Prudent Investing Intended to Provide a New Source of Revenue

Posted: February 27, 2019
Tagged As: Investments, Legislation & Regulation

In order to protect public funds from losing money, Ontario municipalities have been allowed to invest only in securities defined in the Municipal Act (the Legal List)--mostly government bonds.  Unfortunately, in the current low-interest environment, returns on these bonds have been very low.  High quality corporate bonds and Canadian stocks have been permitted in a controlled way through ONE Investment, although very little has been invested this way. 

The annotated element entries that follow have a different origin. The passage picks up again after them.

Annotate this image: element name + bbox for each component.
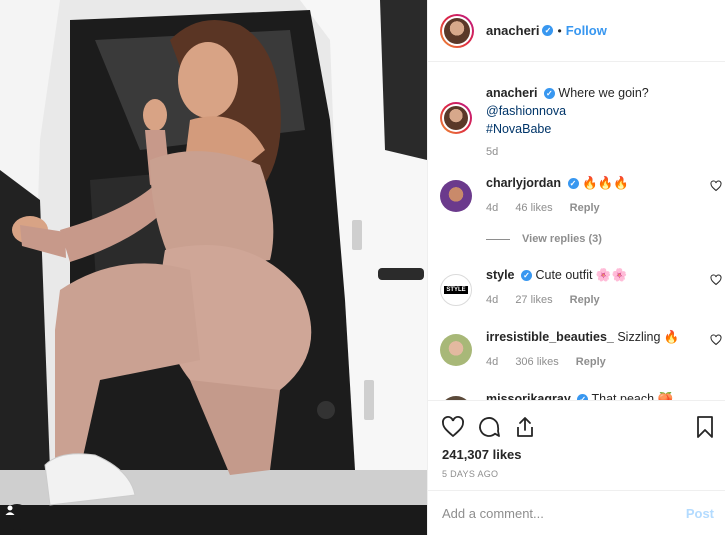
follow-button[interactable]: Follow <box>566 23 607 38</box>
comment-text: Cute outfit 🌸🌸 <box>535 268 628 282</box>
likes-count[interactable]: 241,307 likes <box>442 447 522 462</box>
caption-time: 5d <box>486 146 499 158</box>
caption-avatar[interactable] <box>440 102 472 134</box>
comment-likes[interactable]: 306 likes <box>515 356 558 368</box>
comment-text: Sizzling 🔥 <box>617 330 680 344</box>
post-side-panel: anacheri ✓ • Follow anacheri ✓ Where we … <box>427 0 725 535</box>
post-actions: 241,307 likes 5 DAYS AGO <box>428 400 725 490</box>
comment-username[interactable]: missorikagray <box>486 392 571 400</box>
comment-meta: 4d 46 likes Reply <box>486 202 614 214</box>
comment-meta: 4d 27 likes Reply <box>486 294 614 306</box>
post-comment-button[interactable]: Post <box>686 506 714 521</box>
comment-like-heart-icon[interactable] <box>710 334 722 346</box>
post-header: anacheri ✓ • Follow <box>428 0 725 62</box>
comment-icon[interactable] <box>477 415 501 439</box>
comment-likes[interactable]: 27 likes <box>515 294 552 306</box>
author-username[interactable]: anacheri <box>486 23 539 38</box>
comment-text: 🔥🔥🔥 <box>582 176 629 190</box>
comment-likes[interactable]: 46 likes <box>515 202 552 214</box>
caption-text: Where we goin? <box>558 86 649 100</box>
comment-like-heart-icon[interactable] <box>710 180 722 192</box>
verified-badge-icon: ✓ <box>543 88 555 100</box>
heart-icon[interactable] <box>441 415 465 439</box>
verified-badge-icon: ✓ <box>567 178 579 190</box>
caption-hashtag[interactable]: #NovaBabe <box>486 122 551 136</box>
comment-time: 4d <box>486 356 499 368</box>
verified-badge-icon: ✓ <box>542 25 554 36</box>
comment-avatar[interactable] <box>440 334 472 366</box>
comment-username[interactable]: irresistible_beauties_ <box>486 330 614 344</box>
add-comment-bar: Post <box>428 490 725 535</box>
comment-username[interactable]: charlyjordan <box>486 176 561 190</box>
share-icon[interactable] <box>513 415 537 439</box>
comment-avatar[interactable]: STYLE <box>440 274 472 306</box>
view-replies-button[interactable]: View replies (3) <box>486 233 602 245</box>
comment-meta: 4d 306 likes Reply <box>486 356 620 368</box>
comment-avatar[interactable] <box>440 180 472 212</box>
person-icon <box>5 505 15 515</box>
comment-text: That peach 🍑 <box>591 392 674 400</box>
comments-list[interactable]: anacheri ✓ Where we goin? @fashionnova #… <box>428 62 725 400</box>
comment-time: 4d <box>486 202 499 214</box>
verified-badge-icon: ✓ <box>520 270 532 282</box>
post-photo-illustration <box>0 0 427 535</box>
caption-mention[interactable]: @fashionnova <box>486 104 566 118</box>
separator-dot: • <box>557 23 562 38</box>
author-avatar[interactable] <box>440 13 474 48</box>
comment-like-heart-icon[interactable] <box>710 274 722 286</box>
comment-input[interactable] <box>442 505 686 521</box>
comment-username[interactable]: style <box>486 268 515 282</box>
reply-button[interactable]: Reply <box>570 294 600 306</box>
reply-button[interactable]: Reply <box>576 356 606 368</box>
post-timestamp: 5 DAYS AGO <box>442 469 499 479</box>
caption-username[interactable]: anacheri <box>486 86 537 100</box>
bookmark-icon[interactable] <box>693 415 717 439</box>
reply-button[interactable]: Reply <box>570 202 600 214</box>
comment-time: 4d <box>486 294 499 306</box>
post-photo[interactable] <box>0 0 427 535</box>
tagged-user-icon[interactable] <box>4 504 30 530</box>
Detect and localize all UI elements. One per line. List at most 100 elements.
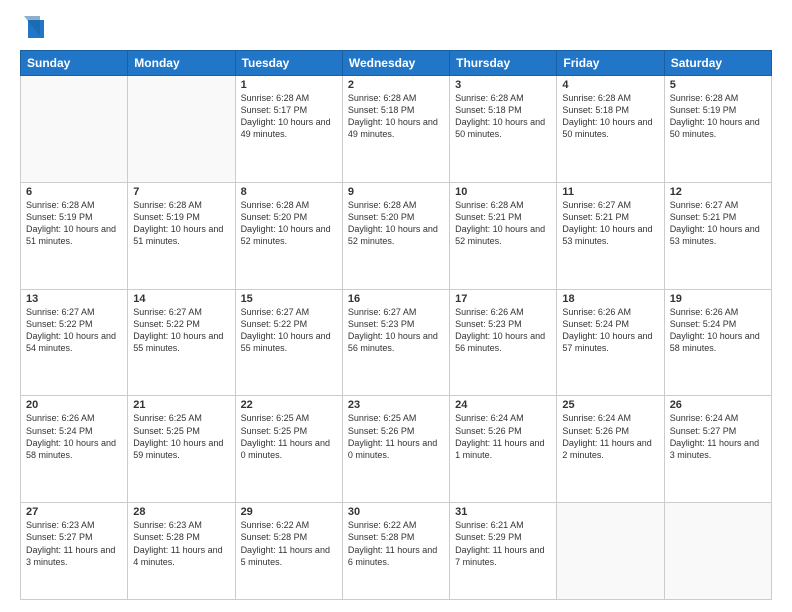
day-info: Sunrise: 6:28 AM Sunset: 5:19 PM Dayligh… (670, 92, 766, 141)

This approach was used by other global institutional investors until about 40 years ago when prudent investing became more widespread.  This shift reflects evolution in investment theory where controlling the risk of each security is less important and managing the holdings together to create a risk profile for the whole portfolio becomes more important.  Under prudent investing, diversification takes on added importance and allows investors to access securities with higher returns if the risk of the total portfolio is managed.
As of January 1, 2019, regulatory change allows municipalities to invest their long-term holdings prudently, rather than following the Legal List.  There are some key governance provisions involved with making this change, the most onerous of which is setting up an Investment Board (or Joint Investment Board with other municipalities).
For 2019, ONE Investment is creating an investment offering that fills all the requirements, including diversified solutions designed specifically for prudent municipal needs, a Joint Investment Board, staff and Council educational materials and templates for by-laws and orders.  Even Legal List investors can benefit from this new capability, especially the portfolio manager and investment advice.